PENNY WONG: The first point is that we do have capacity under our ETS to ensure that forestry is included. That is, that farmers – if they wish to, on land that is marginal – if they want to opt into the scheme and get a credit through planting a forest, that can occur under the Government’s scheme. But the reality is, there is more work that needs to be done on issues around soil carbon, around measurement, around the science and the technical details of this.

Mr Turnbull wants to gloss over this, but the reality is if we’re going to take a responsible approach, that hard work has to be done. The Government is prepared to do that work and we’re prepared to work with the sector to achieve that.

JOURNALIST: Just a question about [Member for Tangney] Dennis Jensen, if I could. He was out this morning. He said he is a climate change sceptic. He says he does not think greenhouse gas emissions emitted by humans are causing climate change. He says the scientists are wrong and he says he’ll raise it in the party room. Mr Turnbull’s promise to have a bigger cut to emissions than the Government he says has not been approved yet and he does not agree with it. What’s your response to that?

PENNY WONG: It’s just further demonstration of the division in the Coalition’s ranks. The same people who denied climate change existed for years under the Howard Government are still in Mr Turnbull’s party room. Mr Turnbull knows it’s the right thing to do to act on climate change. It’s up to Mr Turnbull to pull his people into line.

JOURNALIST: Just a comment Mr Burke on the livestock research project. How do you see that benefiting farmers and can you see any benefits prior to their introduction to the Carbon [Pollution] Reduction Scheme?

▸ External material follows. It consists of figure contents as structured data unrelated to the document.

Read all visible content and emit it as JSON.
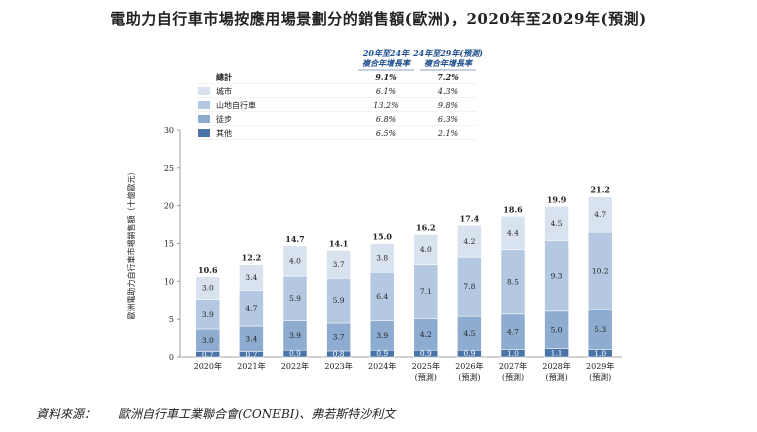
{
  "title": "電助力自行車市場按應用場景劃分的銷售額(歐洲)，2020年至2029年(預測)",
  "source_label": "資料來源：",
  "source_text": "歐洲自行車工業聯合會(CONEBI)、弗若斯特沙利文",
  "colors": {
    "other": "#4a74a8",
    "hiking": "#8eacd0",
    "mtb": "#b5c8e2",
    "city": "#d9e3ef",
    "total_swatch": "#ffffff"
  },
  "chart_data": {
    "type": "bar",
    "stacked": true,
    "ylabel": "歐洲電助力自行車市場銷售額（十億歐元）",
    "ylim": [
      0,
      30
    ],
    "yticks": [
      0,
      5,
      10,
      15,
      20,
      25,
      30
    ],
    "categories": [
      "2020年",
      "2021年",
      "2022年",
      "2023年",
      "2024年",
      "2025年",
      "2026年",
      "2027年",
      "2028年",
      "2029年"
    ],
    "category_sub": [
      "",
      "",
      "",
      "",
      "",
      "(預測)",
      "(預測)",
      "(預測)",
      "(預測)",
      "(預測)"
    ],
    "series": [
      {
        "name": "其他",
        "key": "other",
        "values": [
          0.7,
          0.7,
          0.9,
          0.8,
          0.9,
          0.9,
          0.9,
          1.0,
          1.1,
          1.0
        ]
      },
      {
        "name": "徒步",
        "key": "hiking",
        "values": [
          3.0,
          3.4,
          3.9,
          3.7,
          3.9,
          4.2,
          4.5,
          4.7,
          5.0,
          5.3
        ]
      },
      {
        "name": "山地自行車",
        "key": "mtb",
        "values": [
          3.9,
          4.7,
          5.9,
          5.9,
          6.4,
          7.1,
          7.8,
          8.5,
          9.3,
          10.2
        ]
      },
      {
        "name": "城市",
        "key": "city",
        "values": [
          3.0,
          3.4,
          4.0,
          3.7,
          3.8,
          4.0,
          4.2,
          4.4,
          4.5,
          4.7
        ]
      }
    ],
    "totals": [
      10.6,
      12.2,
      14.7,
      14.1,
      15.0,
      16.2,
      17.4,
      18.6,
      19.9,
      21.2
    ],
    "cagr_table": {
      "head1": [
        "20年至24年",
        "複合年增長率"
      ],
      "head2": [
        "24年至29年(預測)",
        "複合年增長率"
      ],
      "rows": [
        {
          "name": "總計",
          "swatch": "total_swatch",
          "c1": "9.1%",
          "c2": "7.2%",
          "bold": true
        },
        {
          "name": "城市",
          "swatch": "city",
          "c1": "6.1%",
          "c2": "4.3%"
        },
        {
          "name": "山地自行車",
          "swatch": "mtb",
          "c1": "13.2%",
          "c2": "9.8%"
        },
        {
          "name": "徒步",
          "swatch": "hiking",
          "c1": "6.8%",
          "c2": "6.3%"
        },
        {
          "name": "其他",
          "swatch": "other",
          "c1": "6.5%",
          "c2": "2.1%"
        }
      ]
    }
  }
}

TONY BURKE: Some 16 per cent of Australia’s emissions are agricultural. And so even though we’re not a part of the scheme at its start, we still need to be part of the solution.

The research projects which have been announced today go to being part of that solution in two ways. First, through doing the research to give farmers the tools to reduce emissions from livestock. And secondly, to be able to move down a path to be able to more accurately measure those emissions.